3. Preventing high blood pressure
Typically called "the silent killer" because it's often symptomless until it's too late, high blood pressure can lead to heart disease, the leading cause of death for both men and women in the U.S. High blood pressure is also a formidable threat if it develops during pregnancy, a condition called preeclampsia. Calcium from dairy products, however, in combination with a balanced, low-fat diet, may help keep blood pressure in check.
In a major government study called DASH (Dietary Approaches to Stop Hypertension), "calcium was one of several nutrients that lowered blood pressure," says Eva Obarzanek, a researcher with the National Heart, Lung and Blood Institute. In fact, out of the DASH study came DASH-style diets — eating plans that are rich in fruits and vegetables, moderate in low-fat or nonfat dairy foods, and low in sodium and sweets.

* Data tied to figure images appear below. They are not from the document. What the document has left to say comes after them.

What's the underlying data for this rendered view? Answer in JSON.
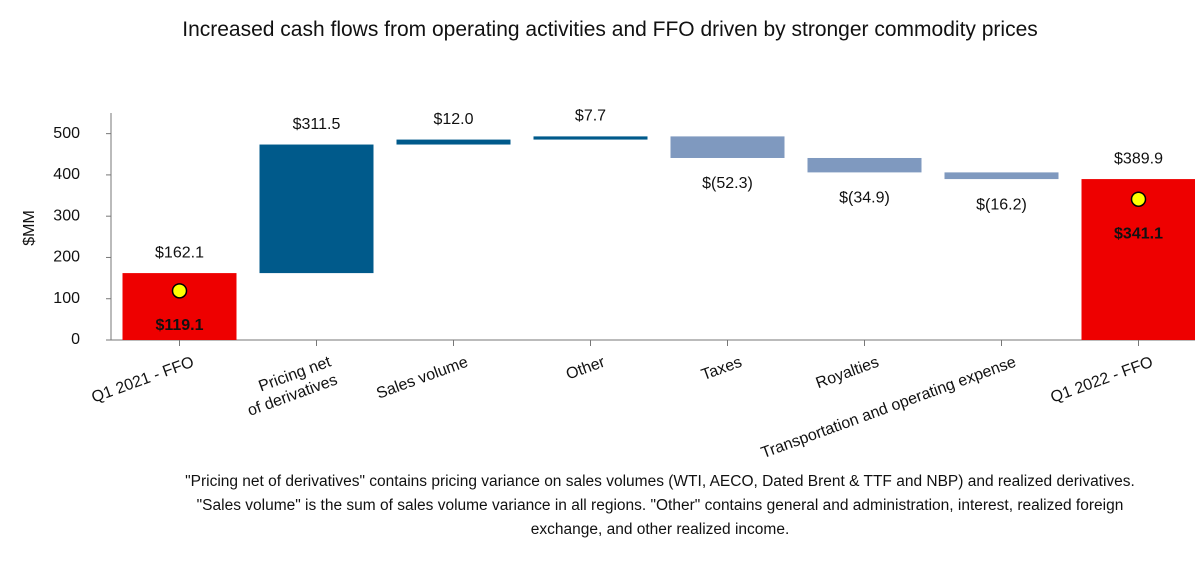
{
  "chart_data": {
    "type": "waterfall",
    "title": "Increased cash flows from operating activities and FFO driven by stronger commodity prices",
    "y_label": "$MM",
    "categories": [
      "Q1 2021 - FFO",
      "Pricing net\nof derivatives",
      "Sales volume",
      "Other",
      "Taxes",
      "Royalties",
      "Transportation and operating expense",
      "Q1 2022 - FFO"
    ],
    "values": [
      162.1,
      311.5,
      12.0,
      7.7,
      -52.3,
      -34.9,
      -16.2,
      389.9
    ],
    "value_labels": [
      "$162.1",
      "$311.5",
      "$12.0",
      "$7.7",
      "$(52.3)",
      "$(34.9)",
      "$(16.2)",
      "$389.9"
    ],
    "measure": [
      "total",
      "relative",
      "relative",
      "relative",
      "relative",
      "relative",
      "relative",
      "total"
    ],
    "colors": {
      "total": "#ee0000",
      "increase": "#005a8b",
      "decrease": "#7f99bf"
    },
    "points": {
      "values": [
        119.1,
        null,
        null,
        null,
        null,
        null,
        null,
        341.1
      ],
      "value_labels": [
        "$119.1",
        null,
        null,
        null,
        null,
        null,
        null,
        "$341.1"
      ],
      "color": "#ffff00"
    },
    "ylim": [
      0,
      550
    ],
    "yticks": [
      0,
      100,
      200,
      300,
      400,
      500
    ],
    "footnote": "\"Pricing net of derivatives\" contains pricing variance on sales volumes (WTI, AECO, Dated Brent & TTF and NBP) and realized derivatives. \"Sales volume\" is the sum of sales volume variance in all regions. \"Other\" contains general and administration, interest, realized foreign exchange, and other realized income."
  }
}
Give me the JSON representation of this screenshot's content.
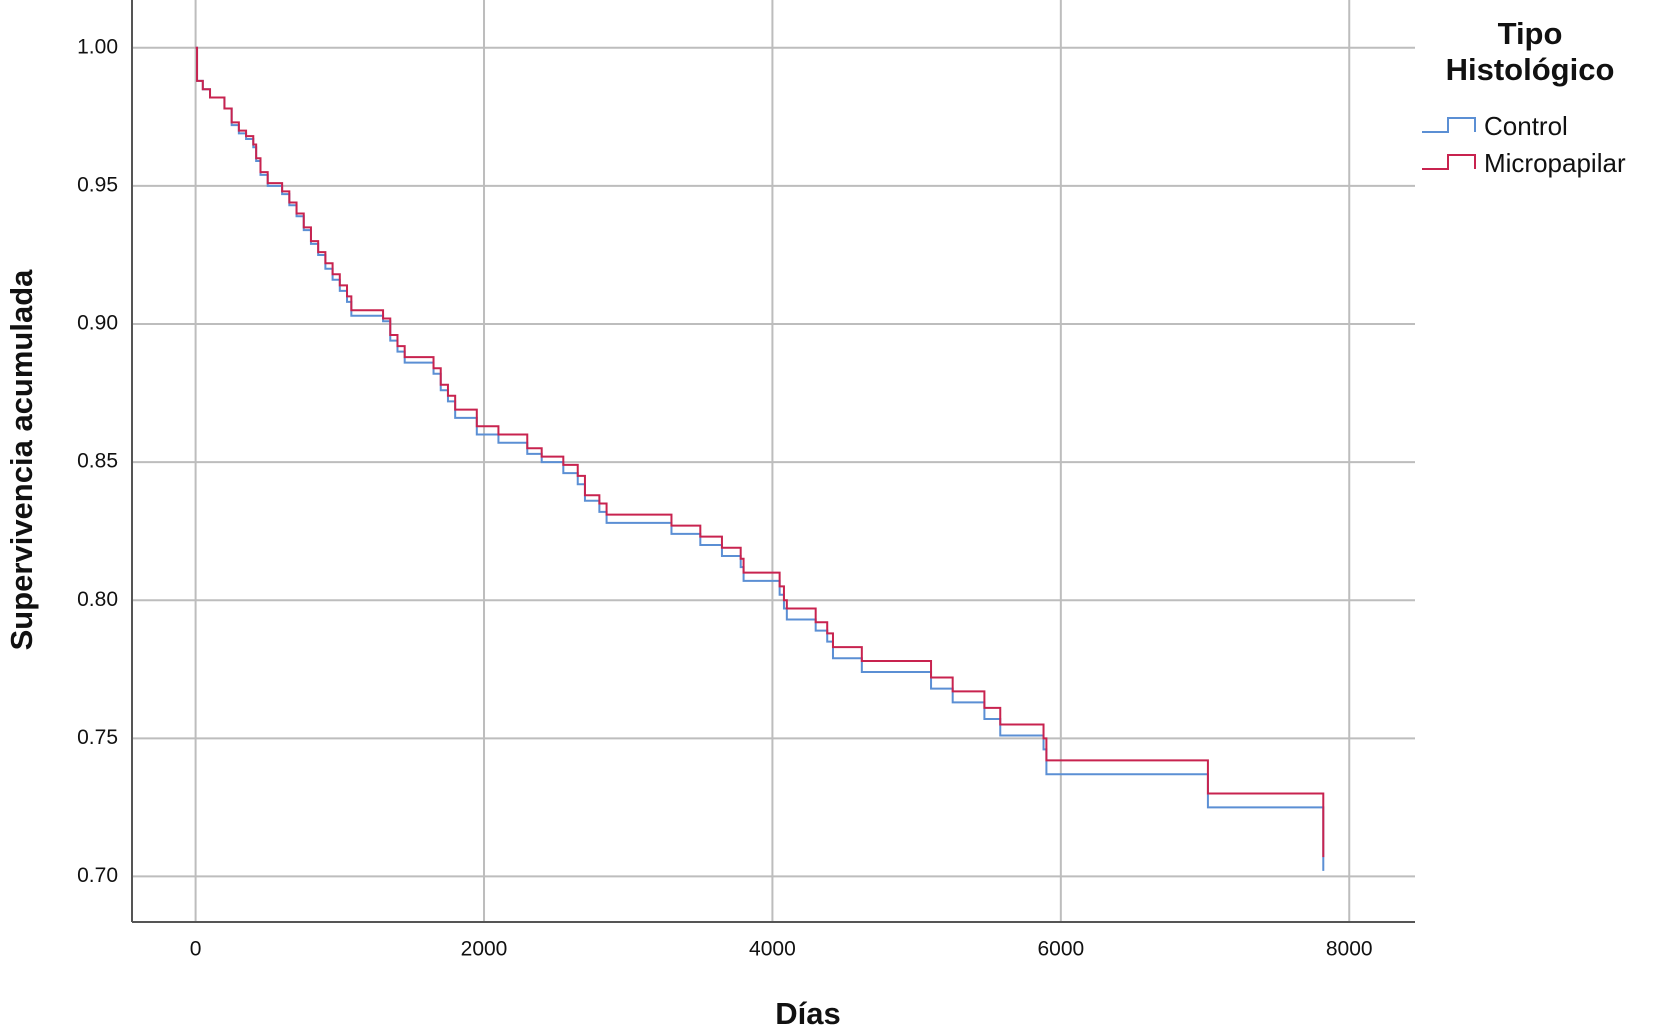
{
  "chart_data": {
    "type": "step",
    "xlabel": "Días",
    "ylabel": "Supervivencia acumulada",
    "legend_title": "Tipo Histológico",
    "x": [
      0,
      10,
      50,
      100,
      200,
      250,
      300,
      350,
      400,
      420,
      450,
      500,
      600,
      650,
      700,
      750,
      800,
      850,
      900,
      950,
      1000,
      1050,
      1080,
      1300,
      1350,
      1400,
      1450,
      1650,
      1700,
      1750,
      1800,
      1950,
      2100,
      2300,
      2400,
      2550,
      2650,
      2700,
      2800,
      2850,
      3300,
      3500,
      3650,
      3780,
      3800,
      4050,
      4080,
      4100,
      4300,
      4380,
      4420,
      4620,
      5100,
      5250,
      5470,
      5580,
      5880,
      5900,
      7020,
      7820
    ],
    "series": [
      {
        "name": "Control",
        "color": "#5b8fd4",
        "values": [
          1.0,
          0.988,
          0.985,
          0.982,
          0.978,
          0.972,
          0.969,
          0.967,
          0.964,
          0.959,
          0.954,
          0.95,
          0.947,
          0.943,
          0.939,
          0.934,
          0.929,
          0.925,
          0.92,
          0.916,
          0.912,
          0.908,
          0.903,
          0.901,
          0.894,
          0.89,
          0.886,
          0.882,
          0.876,
          0.872,
          0.866,
          0.86,
          0.857,
          0.853,
          0.85,
          0.846,
          0.842,
          0.836,
          0.832,
          0.828,
          0.824,
          0.82,
          0.816,
          0.812,
          0.807,
          0.802,
          0.797,
          0.793,
          0.789,
          0.785,
          0.779,
          0.774,
          0.768,
          0.763,
          0.757,
          0.751,
          0.746,
          0.737,
          0.725,
          0.702
        ]
      },
      {
        "name": "Micropapilar",
        "color": "#c8234f",
        "values": [
          1.0,
          0.988,
          0.985,
          0.982,
          0.978,
          0.973,
          0.97,
          0.968,
          0.965,
          0.96,
          0.955,
          0.951,
          0.948,
          0.944,
          0.94,
          0.935,
          0.93,
          0.926,
          0.922,
          0.918,
          0.914,
          0.91,
          0.905,
          0.902,
          0.896,
          0.892,
          0.888,
          0.884,
          0.878,
          0.874,
          0.869,
          0.863,
          0.86,
          0.855,
          0.852,
          0.849,
          0.845,
          0.838,
          0.835,
          0.831,
          0.827,
          0.823,
          0.819,
          0.815,
          0.81,
          0.805,
          0.8,
          0.797,
          0.792,
          0.788,
          0.783,
          0.778,
          0.772,
          0.767,
          0.761,
          0.755,
          0.75,
          0.742,
          0.73,
          0.707
        ]
      }
    ],
    "xlim": [
      -441,
      8456
    ],
    "ylim": [
      0.6835,
      1.0173
    ],
    "xticks": [
      0,
      2000,
      4000,
      6000,
      8000
    ],
    "yticks": [
      {
        "value": 0.7,
        "label": "0.70"
      },
      {
        "value": 0.75,
        "label": "0.75"
      },
      {
        "value": 0.8,
        "label": "0.80"
      },
      {
        "value": 0.85,
        "label": "0.85"
      },
      {
        "value": 0.9,
        "label": "0.90"
      },
      {
        "value": 0.95,
        "label": "0.95"
      },
      {
        "value": 1.0,
        "label": "1.00"
      }
    ],
    "grid": true
  }
}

A typical DASH-style diet, which is widely distributed to high blood pressure patients in the U.S., recommends two to three servings a day of low-fat or nonfat calcium-rich dairy foods such as skim milk, nonfat yogurt and low-fat cheese.
4. Conquering kidney stones
If you've ever had a kidney stone, you know those minute collections of minerals that form in the kidneys can cause excruciating pain when they pass through the urinary tract and out of the body. Most kidney stones are made from calcium and oxalate, a salt-like substance found in foods such as beets, spinach, rhubarb and nuts. Your body also makes its own steady oxalate supply. Normally, calcium and oxalate remain dissolved and are excreted in the urine. But stones can form when calcium and oxalate become too concentrated in the kidneys, becoming a solid not unlike sugar settling to the bottom of your coffee cup.
A 12-year Harvard University study involving more than 90,000 women, however, found that those with the highest calcium intake had the lowest risk of kidney stones. The theory? Calcium binds with oxalate during digestion, canceling out the possibility that stones will form.
A caveat: The same study also showed that taking calcium supplements without food may actually increase the likelihood that kidney stones will form in some people.
5. Beating breast cancer
And finally, calcium may also help reduce the risk of breast cancer, especially if you drink milk. A Finnish study involving more than 4,600 women concluded that those who drank roughly three 8-ounce glasses of milk a day had the lowest risk of breast cancer compared to those who didn't. Researchers suspect that calcium, as well as several other components in milk, such as conjugated linoleic acid, may have potent breast cancer-fighting properties.
Sandra Gordon is a mother of two who frequently writes about health topics.